Meine Oma hatte Hühner. Sie wohnte auf dem Land, entsprechend entspannt wuchsen die Federviecher auf. Sollte man meinen. Autos gab es nur wenige, dafür reichlich Fahrräder und Mopeds. Hatten sich nun Hennen samt Hahn Freigang verschafft, sei es Kraft ihrer eingeschränkten Flugfähigkeit, sei es, dass Opa (wer denn sonst) vergessen hatte, den Hühnerzwinger ordnungsgemäß zuzumachen, war einer der Lieblingsorte, den sie sich auserkoren hatten, die Dorfstraße. Kam dann ein Fahrzeug, egal welcher Kategorie, war Faszinierendes zu beobachten: Die dussligen Viecher, die eben noch in relativer Sicherheit am Straßenrand scharrten und pickten, rannten panisch los. Erstmal auf die andere Straßenseite. Dort hatten sie offenbar Zweifel an der Sinnhaftigkeit des Ortswechsels, sodass sie schnurstracks wieder dahin rannten, wo sie eben hergekommen waren. Aber wieder kamen Zweifel auf, also nochmal zurück. Das wiederholte sich so lange, bis das eine oder andere Huhn unter die Räder kam. Im wörtlichen Sinne. Wieso komme ich heute darauf, ist schließlich lange her…

Ich lebe in Brandenburg, genau genommen lebt man hier überall auf dem Land, egal wo. Die Frage ist, steht die Landesregierung hier für Oma und Opa oder erinnert ihr Verhalten mehr an Hühner. Panisch jagt eine Corona-Verordnung die andere. Wobei die Wirksamkeit der höchst unterschiedlichen Vorschriften Zweifel erlauben. Dazu muss man kein Querdenker sein. Mit den Typen kann ich eh nichts anfangen. Ich sehe mich schon eher als Mitdenker. Seit Weihnachten spätestens ist das Leben hinsichtlich der sozialen Kontakte und Möglichkeiten ziemlich schwer. Die Infektionszahlen dagegen sind von all den Einschränkungen nicht wirklich beeindruckt. Sie steigen trotzdem. Was läuft da nur falsch? Inkonsequenz bei der Durchsetzung der Maßnahmen? Der Mensch an sich ist nicht vernünftig, ohne Kontrolle macht sich jeder seine eigenen Vorschriften. Gerne solche, die ihm selbst am wenigsten weh tun.

Ja, endlich gibt es einen wirksamen Impfstoff gegen COVID 19. Oder auch zwei. Aber schon die Handhabung der Seren offenbart Probleme, die sich nicht mehr an einer Hand abzählen lassen.

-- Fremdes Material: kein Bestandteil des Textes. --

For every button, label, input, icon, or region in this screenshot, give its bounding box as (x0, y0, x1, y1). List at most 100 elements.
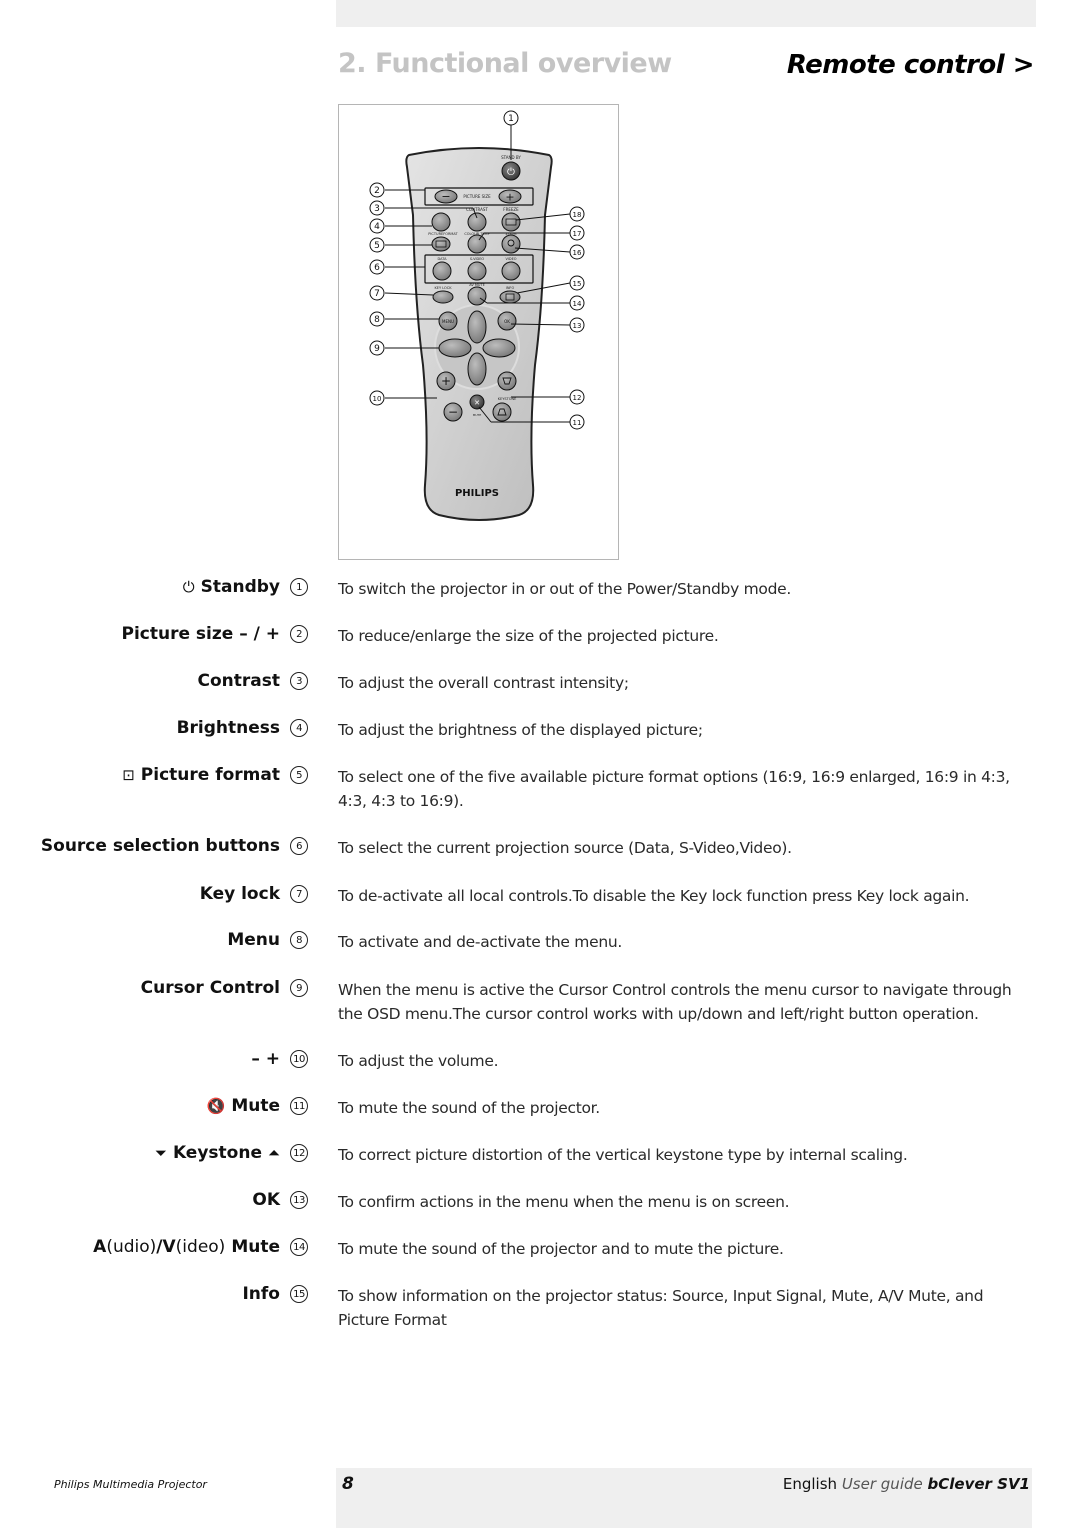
term-v-light: (ideo) (175, 1237, 226, 1257)
description: When the menu is active the Cursor Contr… (338, 981, 1012, 1023)
freeze-button (501, 212, 521, 232)
term-label: Brightness (176, 718, 280, 738)
description: To mute the sound of the projector and t… (338, 1240, 784, 1258)
callout-number: 5 (290, 766, 308, 784)
description: To correct picture distortion of the ver… (338, 1146, 908, 1164)
svg-text:3: 3 (374, 204, 380, 214)
svg-text:MUTE: MUTE (473, 413, 482, 417)
svg-text:OK: OK (504, 319, 510, 324)
cursor-up-button (467, 310, 487, 344)
description: To select one of the five available pict… (338, 768, 1010, 810)
callout-16: 16 (569, 244, 585, 260)
callout-2: 2 (369, 182, 385, 198)
term-a-light: (udio) (106, 1237, 157, 1257)
callout-5: 5 (369, 237, 385, 253)
term-label: OK (252, 1190, 280, 1210)
svg-text:8: 8 (374, 315, 380, 325)
page-number: 8 (342, 1474, 354, 1494)
cursor-right-button (482, 338, 516, 358)
description: To adjust the overall contrast intensity… (338, 674, 629, 692)
callout-number: 2 (290, 625, 308, 643)
svg-text:7: 7 (374, 289, 380, 299)
svg-text:6: 6 (374, 263, 380, 273)
callout-number: 12 (290, 1144, 308, 1162)
callout-9: 9 (369, 340, 385, 356)
svg-text:17: 17 (573, 230, 582, 238)
svg-text:16: 16 (573, 249, 582, 257)
picture-format-button (431, 236, 451, 252)
callout-number: 4 (290, 719, 308, 737)
svg-text:PICTURE SIZE: PICTURE SIZE (463, 194, 491, 199)
term-label: Key lock (199, 884, 280, 904)
keystone-up-icon: ⏶ (267, 1144, 280, 1162)
svg-text:VIDEO: VIDEO (505, 257, 516, 261)
svg-text:11: 11 (573, 419, 582, 427)
footer-language: English (782, 1475, 838, 1493)
header-band (336, 0, 1036, 27)
term-label: Source selection buttons (40, 836, 280, 856)
svg-text:9: 9 (374, 344, 380, 354)
callout-11: 11 (569, 414, 585, 430)
callout-number: 10 (290, 1050, 308, 1068)
picture-format-icon: ⊡ (122, 766, 135, 784)
svg-text:+: + (505, 191, 514, 204)
callout-14: 14 (569, 295, 585, 311)
callout-17: 17 (569, 225, 585, 241)
callout-number: 11 (290, 1097, 308, 1115)
term-label: Mute (231, 1237, 280, 1257)
svg-text:14: 14 (573, 300, 582, 308)
remote-control-figure: STAND BY ⏻ − PICTURE SIZE + CONTRAST FRE… (338, 104, 619, 560)
svg-text:INFO: INFO (506, 286, 515, 290)
svg-text:13: 13 (573, 322, 582, 330)
callout-8: 8 (369, 311, 385, 327)
section-title: 2. Functional overview (338, 48, 672, 79)
term-label: Standby (200, 577, 280, 597)
description: To confirm actions in the menu when the … (338, 1193, 790, 1211)
callout-6: 6 (369, 259, 385, 275)
svg-text:KEYSTONE: KEYSTONE (498, 397, 517, 401)
footer-doc-type: User guide (841, 1475, 923, 1493)
callout-18: 18 (569, 206, 585, 222)
description: To mute the sound of the projector. (338, 1099, 600, 1117)
svg-text:AV MUTE: AV MUTE (469, 283, 485, 287)
zoom-button (501, 234, 521, 254)
callout-7: 7 (369, 285, 385, 301)
cursor-left-button (438, 338, 472, 358)
svg-text:15: 15 (573, 280, 582, 288)
key-lock-button (432, 290, 454, 304)
description: To select the current projection source … (338, 839, 792, 857)
svg-text:S-VIDEO: S-VIDEO (470, 257, 485, 261)
svg-text:FREEZE: FREEZE (503, 207, 519, 212)
callout-number: 8 (290, 931, 308, 949)
callout-15: 15 (569, 275, 585, 291)
svg-text:PICTUREFORMAT: PICTUREFORMAT (428, 232, 458, 236)
svg-text:DATA: DATA (437, 257, 447, 261)
svg-text:2: 2 (374, 186, 380, 196)
colour-temp-button (467, 234, 487, 254)
remote-control-illustration: STAND BY ⏻ − PICTURE SIZE + CONTRAST FRE… (369, 110, 585, 521)
term-label: Keystone (172, 1143, 262, 1163)
brightness-button (431, 212, 451, 232)
term-label: Picture size – / + (121, 624, 280, 644)
svg-text:1: 1 (508, 114, 514, 124)
svg-text:12: 12 (573, 394, 582, 402)
svg-text:−: − (441, 190, 450, 203)
term-label: – + (251, 1049, 280, 1069)
term-label: Cursor Control (140, 978, 280, 998)
power-icon: ⏻ (182, 578, 195, 596)
svg-text:+: + (441, 374, 451, 388)
svg-text:−: − (448, 405, 458, 419)
svg-text:⏻: ⏻ (507, 167, 515, 178)
description: To adjust the brightness of the displaye… (338, 721, 703, 739)
contrast-button (467, 212, 487, 232)
data-source-button (432, 261, 452, 281)
term-v: V (162, 1237, 176, 1257)
callout-number: 6 (290, 837, 308, 855)
callout-number: 9 (290, 979, 308, 997)
callout-number: 7 (290, 885, 308, 903)
keystone-up-button (497, 371, 517, 391)
footer-product-line: Philips Multimedia Projector (54, 1478, 207, 1491)
keystone-down-button (492, 402, 512, 422)
svg-text:5: 5 (374, 241, 380, 251)
term-label: Picture format (140, 765, 280, 785)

Da vergammeln einfach so 4.800 Impfdosen oder stehen zumindest unter dem Verdacht, verdorben zu sein. Nicht etwa die von Biontech, die einer Kühlung von minus 70 °C bedürfen, nein die von Moderna, die nur -20 Grad brauchen, bei Kühlschranktemperatur noch immer 30 Tage, bei Zimmertemperatur 12 Stunden aushalten. Das verstehe wer will. Man übt halt noch.

Immerhin sind Stand 13. Januar rund 6 Promille der Brandenburger geimpft (zum ersten Mal). An der Impfbereitschaft kann es nicht liegen, die Hotline läuft heiß. Bei dem Tempo wird es noch mehr als 160 Wochen dauern, bis alle geimpft sind oder zwei Jahre, bis eine Impfquote von 60% erreicht ist. Prost Mahlzeit!

Derweil wird über eine Impfpflicht debattiert. Das ist ungefähr so, als ob man ein Kind auffordert, seinen Teller leer zu essen, obwohl gar nichts drauf ist.

Dass man sich für die Impfung selbst einen Termin beschaffen muss, ist per se ein Unding. Was da den Senioren über 80 Jahre zumutet wird, ist eine Gemeinheit. Wozu gibt es Meldeämter? Dort liegen die nötigen Daten für eine Terminvergabe. Frau Nonnemacher kann sich ja mal bei der Gebühreneinzugszentrale der Öffentlich-Rechtlichen schlau machen, die wissen, wie es geht. Vorher muss sie aber versuchen, bei der Hotline 116117 durchzukommen. Die Zeit, die sie dafür braucht, wird dann von ihrem Urlaub abgezogen.

Hoffen wir nur, dass die Brandenburger SPD dem ungeliebten Großkoalitionär CDU in Person von Herrn Spahn nicht bloß eins auswischen will. Das wäre Wahlkampf auf unterstem Niveau.

Mein Oller zuckt nur mit den Schultern: „Du kennst doch den Brandenburg-Slogan: ‚Wir können alles – außer fertig’“.